They say everything that feels good to you isn't good for you. That was the lesson learned by this Doomed Romance contributor. She fell in love with a man who was great in the bedroom, but horrible everywhere else. But she was fortunate, she learned her lesson and found a new outlook on romance.
I have a list that I wrote one day after a terrible break up that went something like this:
Argument … more arguing … make up sex … more weeks of arguing … the inevitable break-up initiated by me … a few days later a call from a co-worker telling me how she’d been screwing my ex for a few weeks … said co-worker is known as a drunken whore … devastation … anger … death threats to him because of my concern he might have infected me with something that I couldn’t wash off … embarrassment as I sit in the gynecologist office explaining that I need to be tested for everything under the sun because I’d been cheated on … fear … more anger … waiting … many tears … the phone call that I’m perfectly healthy … joy … and finally the strength to move on.
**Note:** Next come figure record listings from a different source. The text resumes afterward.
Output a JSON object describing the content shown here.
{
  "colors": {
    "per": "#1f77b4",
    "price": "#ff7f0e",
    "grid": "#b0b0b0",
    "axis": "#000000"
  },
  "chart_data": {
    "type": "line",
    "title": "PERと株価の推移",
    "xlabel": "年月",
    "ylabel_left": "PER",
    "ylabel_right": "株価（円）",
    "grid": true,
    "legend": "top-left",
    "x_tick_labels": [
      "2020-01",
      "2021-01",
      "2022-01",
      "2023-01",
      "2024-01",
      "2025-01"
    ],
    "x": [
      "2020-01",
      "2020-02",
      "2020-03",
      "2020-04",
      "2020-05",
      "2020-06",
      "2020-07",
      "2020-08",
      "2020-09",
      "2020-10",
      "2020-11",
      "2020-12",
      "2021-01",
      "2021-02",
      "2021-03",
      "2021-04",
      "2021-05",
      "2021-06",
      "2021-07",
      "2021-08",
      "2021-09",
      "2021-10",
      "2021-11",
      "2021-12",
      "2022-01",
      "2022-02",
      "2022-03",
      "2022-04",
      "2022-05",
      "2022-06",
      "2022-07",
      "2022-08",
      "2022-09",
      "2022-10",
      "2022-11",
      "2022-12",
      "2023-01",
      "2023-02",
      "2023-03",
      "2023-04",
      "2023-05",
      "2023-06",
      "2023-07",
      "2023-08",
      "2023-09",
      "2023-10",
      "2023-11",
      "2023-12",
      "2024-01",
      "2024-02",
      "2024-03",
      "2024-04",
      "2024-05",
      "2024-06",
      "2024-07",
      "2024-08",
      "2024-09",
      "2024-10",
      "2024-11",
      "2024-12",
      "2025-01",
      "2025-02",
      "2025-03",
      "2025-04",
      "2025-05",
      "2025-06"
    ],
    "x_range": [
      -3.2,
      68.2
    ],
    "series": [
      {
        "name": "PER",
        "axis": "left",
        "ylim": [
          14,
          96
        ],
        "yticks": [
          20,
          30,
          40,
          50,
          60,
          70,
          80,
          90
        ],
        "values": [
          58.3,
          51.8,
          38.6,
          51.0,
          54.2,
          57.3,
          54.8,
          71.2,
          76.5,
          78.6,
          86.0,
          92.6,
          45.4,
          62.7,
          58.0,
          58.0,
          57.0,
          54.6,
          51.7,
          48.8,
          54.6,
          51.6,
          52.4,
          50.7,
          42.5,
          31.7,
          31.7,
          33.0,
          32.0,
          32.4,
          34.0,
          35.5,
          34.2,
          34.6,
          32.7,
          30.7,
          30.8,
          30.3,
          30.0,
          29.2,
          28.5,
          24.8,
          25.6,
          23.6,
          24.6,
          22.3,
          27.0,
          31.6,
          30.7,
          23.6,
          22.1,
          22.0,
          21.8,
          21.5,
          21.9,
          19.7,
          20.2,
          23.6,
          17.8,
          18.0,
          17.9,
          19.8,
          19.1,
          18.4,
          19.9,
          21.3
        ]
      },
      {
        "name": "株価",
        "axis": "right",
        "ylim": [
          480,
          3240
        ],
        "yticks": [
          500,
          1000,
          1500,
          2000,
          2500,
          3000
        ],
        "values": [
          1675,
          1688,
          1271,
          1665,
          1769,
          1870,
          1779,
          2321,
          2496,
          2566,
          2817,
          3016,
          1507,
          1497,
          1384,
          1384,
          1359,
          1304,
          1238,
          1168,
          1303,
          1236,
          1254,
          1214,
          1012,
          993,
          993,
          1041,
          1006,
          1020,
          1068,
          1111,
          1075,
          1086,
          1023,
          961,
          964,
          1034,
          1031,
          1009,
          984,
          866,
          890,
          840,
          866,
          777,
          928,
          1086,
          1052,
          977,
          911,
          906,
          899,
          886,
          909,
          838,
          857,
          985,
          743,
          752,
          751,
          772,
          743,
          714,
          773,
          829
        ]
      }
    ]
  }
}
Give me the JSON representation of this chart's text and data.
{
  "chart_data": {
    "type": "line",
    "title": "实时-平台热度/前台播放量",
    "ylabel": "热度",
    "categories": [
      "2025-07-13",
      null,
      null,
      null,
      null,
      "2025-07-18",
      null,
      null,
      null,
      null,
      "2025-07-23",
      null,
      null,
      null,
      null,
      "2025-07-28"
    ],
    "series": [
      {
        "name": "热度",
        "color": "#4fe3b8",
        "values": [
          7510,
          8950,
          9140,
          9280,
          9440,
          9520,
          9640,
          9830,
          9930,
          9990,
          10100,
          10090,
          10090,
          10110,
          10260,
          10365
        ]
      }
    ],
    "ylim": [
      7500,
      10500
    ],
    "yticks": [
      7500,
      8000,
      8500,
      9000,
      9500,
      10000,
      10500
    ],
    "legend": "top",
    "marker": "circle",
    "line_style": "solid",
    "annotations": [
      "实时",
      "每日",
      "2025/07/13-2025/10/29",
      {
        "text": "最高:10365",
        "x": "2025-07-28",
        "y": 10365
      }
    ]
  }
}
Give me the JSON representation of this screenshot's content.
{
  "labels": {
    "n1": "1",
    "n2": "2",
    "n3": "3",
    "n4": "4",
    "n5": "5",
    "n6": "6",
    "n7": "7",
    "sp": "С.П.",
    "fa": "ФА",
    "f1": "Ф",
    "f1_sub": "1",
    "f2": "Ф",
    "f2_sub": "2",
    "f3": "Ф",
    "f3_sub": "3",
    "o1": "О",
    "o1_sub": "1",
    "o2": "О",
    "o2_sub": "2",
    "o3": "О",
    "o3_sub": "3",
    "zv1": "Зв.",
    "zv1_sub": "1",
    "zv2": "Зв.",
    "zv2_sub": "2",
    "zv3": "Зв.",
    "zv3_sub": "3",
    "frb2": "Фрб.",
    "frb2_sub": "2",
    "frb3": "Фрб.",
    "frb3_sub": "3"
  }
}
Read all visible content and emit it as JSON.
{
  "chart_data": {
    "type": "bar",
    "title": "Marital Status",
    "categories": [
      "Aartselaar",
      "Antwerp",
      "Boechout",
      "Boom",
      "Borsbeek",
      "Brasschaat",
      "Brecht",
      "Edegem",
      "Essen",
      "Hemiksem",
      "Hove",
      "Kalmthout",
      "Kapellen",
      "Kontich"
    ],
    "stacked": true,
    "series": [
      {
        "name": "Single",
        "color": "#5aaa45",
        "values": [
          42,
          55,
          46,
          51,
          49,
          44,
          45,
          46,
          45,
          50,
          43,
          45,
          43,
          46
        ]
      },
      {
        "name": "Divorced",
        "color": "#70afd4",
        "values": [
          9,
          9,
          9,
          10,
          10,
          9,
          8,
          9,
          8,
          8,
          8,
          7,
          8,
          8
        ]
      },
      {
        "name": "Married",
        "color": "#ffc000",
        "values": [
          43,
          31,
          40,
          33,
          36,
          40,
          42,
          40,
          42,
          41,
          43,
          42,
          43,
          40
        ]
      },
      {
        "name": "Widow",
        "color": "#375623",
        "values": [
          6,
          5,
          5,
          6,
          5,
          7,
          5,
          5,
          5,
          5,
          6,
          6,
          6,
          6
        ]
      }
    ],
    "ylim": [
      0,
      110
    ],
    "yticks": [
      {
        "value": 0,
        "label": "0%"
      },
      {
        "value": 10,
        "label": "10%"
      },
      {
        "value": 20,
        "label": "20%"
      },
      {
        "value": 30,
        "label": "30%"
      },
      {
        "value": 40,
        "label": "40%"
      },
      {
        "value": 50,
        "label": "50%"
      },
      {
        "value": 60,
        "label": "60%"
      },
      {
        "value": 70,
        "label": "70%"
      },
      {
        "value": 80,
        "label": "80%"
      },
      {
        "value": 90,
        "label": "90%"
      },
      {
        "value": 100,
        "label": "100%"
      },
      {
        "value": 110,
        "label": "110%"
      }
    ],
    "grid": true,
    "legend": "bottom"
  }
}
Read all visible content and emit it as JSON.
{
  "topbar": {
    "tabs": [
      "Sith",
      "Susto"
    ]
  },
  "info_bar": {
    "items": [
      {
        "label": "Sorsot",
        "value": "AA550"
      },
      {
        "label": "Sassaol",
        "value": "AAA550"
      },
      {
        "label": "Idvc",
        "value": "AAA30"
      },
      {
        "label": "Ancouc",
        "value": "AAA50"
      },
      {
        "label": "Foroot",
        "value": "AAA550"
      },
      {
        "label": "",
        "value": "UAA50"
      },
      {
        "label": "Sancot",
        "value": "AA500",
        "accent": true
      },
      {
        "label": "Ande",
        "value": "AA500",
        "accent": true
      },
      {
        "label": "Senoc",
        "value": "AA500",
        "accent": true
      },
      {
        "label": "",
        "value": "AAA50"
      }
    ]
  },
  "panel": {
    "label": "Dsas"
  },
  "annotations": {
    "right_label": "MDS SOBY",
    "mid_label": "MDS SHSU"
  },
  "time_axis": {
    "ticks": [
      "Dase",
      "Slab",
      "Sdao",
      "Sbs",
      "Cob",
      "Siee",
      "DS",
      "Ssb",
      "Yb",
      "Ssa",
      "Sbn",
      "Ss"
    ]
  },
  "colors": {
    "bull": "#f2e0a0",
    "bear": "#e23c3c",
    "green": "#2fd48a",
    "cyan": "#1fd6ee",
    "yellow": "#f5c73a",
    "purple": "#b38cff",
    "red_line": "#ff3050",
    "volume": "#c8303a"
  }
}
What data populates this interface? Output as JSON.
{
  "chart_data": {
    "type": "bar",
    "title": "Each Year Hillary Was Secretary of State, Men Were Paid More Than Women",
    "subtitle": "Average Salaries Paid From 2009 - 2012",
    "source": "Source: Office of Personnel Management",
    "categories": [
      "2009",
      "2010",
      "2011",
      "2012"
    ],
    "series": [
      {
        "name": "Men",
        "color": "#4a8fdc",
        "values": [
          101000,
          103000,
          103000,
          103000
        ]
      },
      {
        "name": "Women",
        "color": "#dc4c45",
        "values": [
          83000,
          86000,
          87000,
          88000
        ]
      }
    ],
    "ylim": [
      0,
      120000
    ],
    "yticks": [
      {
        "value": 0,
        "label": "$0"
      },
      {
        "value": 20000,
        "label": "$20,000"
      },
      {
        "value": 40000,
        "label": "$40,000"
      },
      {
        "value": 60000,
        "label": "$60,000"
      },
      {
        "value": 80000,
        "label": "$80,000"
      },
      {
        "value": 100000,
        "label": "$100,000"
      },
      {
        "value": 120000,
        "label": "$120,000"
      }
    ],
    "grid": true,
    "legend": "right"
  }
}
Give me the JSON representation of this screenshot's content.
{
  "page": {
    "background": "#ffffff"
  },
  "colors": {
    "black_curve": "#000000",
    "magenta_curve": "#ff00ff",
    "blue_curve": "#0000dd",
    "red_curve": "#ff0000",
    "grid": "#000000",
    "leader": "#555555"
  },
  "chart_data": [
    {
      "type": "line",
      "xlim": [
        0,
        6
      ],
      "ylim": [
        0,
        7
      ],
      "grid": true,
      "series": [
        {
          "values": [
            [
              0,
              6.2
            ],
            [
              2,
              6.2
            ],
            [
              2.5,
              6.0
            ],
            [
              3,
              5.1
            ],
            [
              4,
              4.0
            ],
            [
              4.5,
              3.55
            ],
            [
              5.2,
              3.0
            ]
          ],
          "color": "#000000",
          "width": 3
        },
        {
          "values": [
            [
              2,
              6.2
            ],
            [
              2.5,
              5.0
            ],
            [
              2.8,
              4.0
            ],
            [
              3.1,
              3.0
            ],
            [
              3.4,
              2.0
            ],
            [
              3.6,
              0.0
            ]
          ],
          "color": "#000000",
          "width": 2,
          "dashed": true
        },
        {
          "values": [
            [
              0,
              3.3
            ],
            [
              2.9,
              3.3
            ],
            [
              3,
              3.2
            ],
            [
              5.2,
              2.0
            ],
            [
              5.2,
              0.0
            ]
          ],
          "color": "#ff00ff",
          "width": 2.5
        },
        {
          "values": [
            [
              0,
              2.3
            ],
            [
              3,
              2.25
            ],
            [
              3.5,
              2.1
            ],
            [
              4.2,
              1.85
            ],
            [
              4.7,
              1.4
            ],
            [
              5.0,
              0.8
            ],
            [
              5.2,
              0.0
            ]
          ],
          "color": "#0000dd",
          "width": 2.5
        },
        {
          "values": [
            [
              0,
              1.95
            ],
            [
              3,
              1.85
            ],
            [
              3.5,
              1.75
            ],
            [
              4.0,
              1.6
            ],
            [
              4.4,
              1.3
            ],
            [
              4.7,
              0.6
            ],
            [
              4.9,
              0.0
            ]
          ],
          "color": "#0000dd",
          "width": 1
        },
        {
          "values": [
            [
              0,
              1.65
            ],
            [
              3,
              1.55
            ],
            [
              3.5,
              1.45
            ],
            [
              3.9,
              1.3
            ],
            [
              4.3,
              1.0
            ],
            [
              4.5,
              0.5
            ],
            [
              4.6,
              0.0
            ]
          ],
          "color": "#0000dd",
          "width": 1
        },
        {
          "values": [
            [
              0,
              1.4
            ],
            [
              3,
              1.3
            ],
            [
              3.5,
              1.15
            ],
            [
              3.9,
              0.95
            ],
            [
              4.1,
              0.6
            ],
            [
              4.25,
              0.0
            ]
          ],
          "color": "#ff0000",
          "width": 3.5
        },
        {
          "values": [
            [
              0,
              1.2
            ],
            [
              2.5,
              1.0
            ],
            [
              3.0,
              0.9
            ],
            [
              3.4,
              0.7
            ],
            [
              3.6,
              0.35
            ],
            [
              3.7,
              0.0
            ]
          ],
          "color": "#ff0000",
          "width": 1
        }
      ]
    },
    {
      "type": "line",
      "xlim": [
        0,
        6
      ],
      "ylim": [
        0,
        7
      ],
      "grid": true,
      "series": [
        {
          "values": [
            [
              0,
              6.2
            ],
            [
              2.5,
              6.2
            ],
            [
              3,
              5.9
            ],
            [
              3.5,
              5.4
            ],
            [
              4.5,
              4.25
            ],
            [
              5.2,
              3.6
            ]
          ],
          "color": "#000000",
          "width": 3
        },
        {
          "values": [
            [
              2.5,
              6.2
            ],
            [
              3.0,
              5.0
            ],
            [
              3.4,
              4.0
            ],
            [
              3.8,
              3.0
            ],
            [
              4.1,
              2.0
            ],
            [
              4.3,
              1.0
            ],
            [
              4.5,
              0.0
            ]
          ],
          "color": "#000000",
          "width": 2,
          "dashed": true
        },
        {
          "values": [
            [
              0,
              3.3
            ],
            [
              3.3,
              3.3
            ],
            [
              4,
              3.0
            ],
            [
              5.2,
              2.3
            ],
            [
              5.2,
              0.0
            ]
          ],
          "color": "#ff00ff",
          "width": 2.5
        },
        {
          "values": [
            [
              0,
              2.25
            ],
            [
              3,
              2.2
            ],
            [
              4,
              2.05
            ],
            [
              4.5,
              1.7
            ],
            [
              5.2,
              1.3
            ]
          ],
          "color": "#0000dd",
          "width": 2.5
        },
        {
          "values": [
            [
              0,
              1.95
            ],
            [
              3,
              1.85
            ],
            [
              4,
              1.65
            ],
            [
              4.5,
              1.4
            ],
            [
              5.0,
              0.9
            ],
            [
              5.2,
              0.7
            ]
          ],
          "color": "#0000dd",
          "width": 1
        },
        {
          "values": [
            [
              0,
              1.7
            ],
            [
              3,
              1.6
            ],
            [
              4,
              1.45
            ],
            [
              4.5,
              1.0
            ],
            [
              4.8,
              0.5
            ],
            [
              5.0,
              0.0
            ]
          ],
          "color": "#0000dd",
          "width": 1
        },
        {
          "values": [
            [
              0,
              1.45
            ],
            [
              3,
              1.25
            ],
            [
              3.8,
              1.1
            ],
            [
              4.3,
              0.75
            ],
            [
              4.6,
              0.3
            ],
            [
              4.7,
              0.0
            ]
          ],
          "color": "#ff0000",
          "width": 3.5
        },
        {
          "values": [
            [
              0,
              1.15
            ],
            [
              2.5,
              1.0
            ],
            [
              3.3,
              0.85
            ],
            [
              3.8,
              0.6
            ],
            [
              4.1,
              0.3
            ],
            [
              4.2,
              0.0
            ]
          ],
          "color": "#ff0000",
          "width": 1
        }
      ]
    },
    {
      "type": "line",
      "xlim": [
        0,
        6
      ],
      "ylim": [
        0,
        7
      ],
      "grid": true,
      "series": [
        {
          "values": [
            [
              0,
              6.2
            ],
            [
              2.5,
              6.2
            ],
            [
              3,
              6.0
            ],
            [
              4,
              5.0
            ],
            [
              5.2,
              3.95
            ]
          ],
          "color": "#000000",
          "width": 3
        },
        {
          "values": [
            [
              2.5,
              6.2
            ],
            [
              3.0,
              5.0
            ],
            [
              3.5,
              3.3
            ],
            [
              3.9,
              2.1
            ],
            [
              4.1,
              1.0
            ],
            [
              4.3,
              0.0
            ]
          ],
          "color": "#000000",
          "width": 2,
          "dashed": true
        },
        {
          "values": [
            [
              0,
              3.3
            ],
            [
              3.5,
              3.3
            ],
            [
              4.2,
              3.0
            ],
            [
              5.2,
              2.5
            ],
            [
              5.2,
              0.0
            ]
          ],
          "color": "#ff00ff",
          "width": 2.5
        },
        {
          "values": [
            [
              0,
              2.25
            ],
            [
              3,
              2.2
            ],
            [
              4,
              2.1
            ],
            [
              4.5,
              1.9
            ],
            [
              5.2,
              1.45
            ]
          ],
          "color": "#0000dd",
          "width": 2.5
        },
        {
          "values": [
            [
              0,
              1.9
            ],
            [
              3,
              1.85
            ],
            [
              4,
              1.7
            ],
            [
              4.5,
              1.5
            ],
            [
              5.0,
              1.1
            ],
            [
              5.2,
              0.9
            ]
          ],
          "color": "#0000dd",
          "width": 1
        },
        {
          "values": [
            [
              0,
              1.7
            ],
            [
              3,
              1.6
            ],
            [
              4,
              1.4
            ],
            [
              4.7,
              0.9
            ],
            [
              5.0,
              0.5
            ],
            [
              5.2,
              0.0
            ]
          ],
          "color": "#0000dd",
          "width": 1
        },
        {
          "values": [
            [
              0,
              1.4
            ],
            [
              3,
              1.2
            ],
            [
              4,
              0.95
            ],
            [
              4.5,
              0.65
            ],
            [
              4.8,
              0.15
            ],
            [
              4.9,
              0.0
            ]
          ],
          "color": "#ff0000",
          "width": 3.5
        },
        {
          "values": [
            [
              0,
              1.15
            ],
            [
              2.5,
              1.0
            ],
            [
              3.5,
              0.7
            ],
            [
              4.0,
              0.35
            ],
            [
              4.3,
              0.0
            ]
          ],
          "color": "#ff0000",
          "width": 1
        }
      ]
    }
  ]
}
Everything happens for a reason.
I was able to gain some clarity that I hadn’t bothered to have before. I sat my hurt and embarrassed self down and made a list of the type of man I genuinely wanted in my life. As I finished that list it was plain and obvious that I’d played my own self like boo-boo-the-fool because I’d let someone in my life that wasn’t more than a cute face, a nice ass and a great lay.
He wasn’t even half of my list. Don’t get me wrong, he was a very nice guy, but I ignored the fact that he had issues. I should have believed him every single time he told me that he wasn’t good enough for me and that I deserved better.
Here I was, an educated woman, working two jobs, living and loving life, yet dealing with and loving a loser. We really didn’t have very much in common. We fundamentally disagreed on everything other than eating, sleeping, and fucking. No, I don’t have low self-esteem, nor am I needy. I love who I am and love my life. I am a very blessed person. But, at the end of the day I pretty much let myself get dick-merized for a whole six months.
I didn’t get anything out of that relationship but some good sex, a whole bunch of headaches, and a big ass doctor's bill because my insurance doesn't cover testing without symptoms. All of which I could’ve easily avoided via a little imagination and a pack of AA batteries..
A few months after that experience, I ran into a guy I’d known for a couple of years through a mutual friend. He was handsome, but I’d never looked at him twice. He wasn’t really my “type” and I knew a bit about his past that I wasn’t too thrilled about. After a few long, but great phone conversations, we ended up hanging out one evening purely as friends. I have been head over heels in love with him ever since. He measures up to about 90 percent of my list, and I wouldn’t take that plus the other 10 percent from any other man if someone paid me to take it. If it hadn’t been for me freely loving a loser, I might not appreciate the amazing love and man that I have now.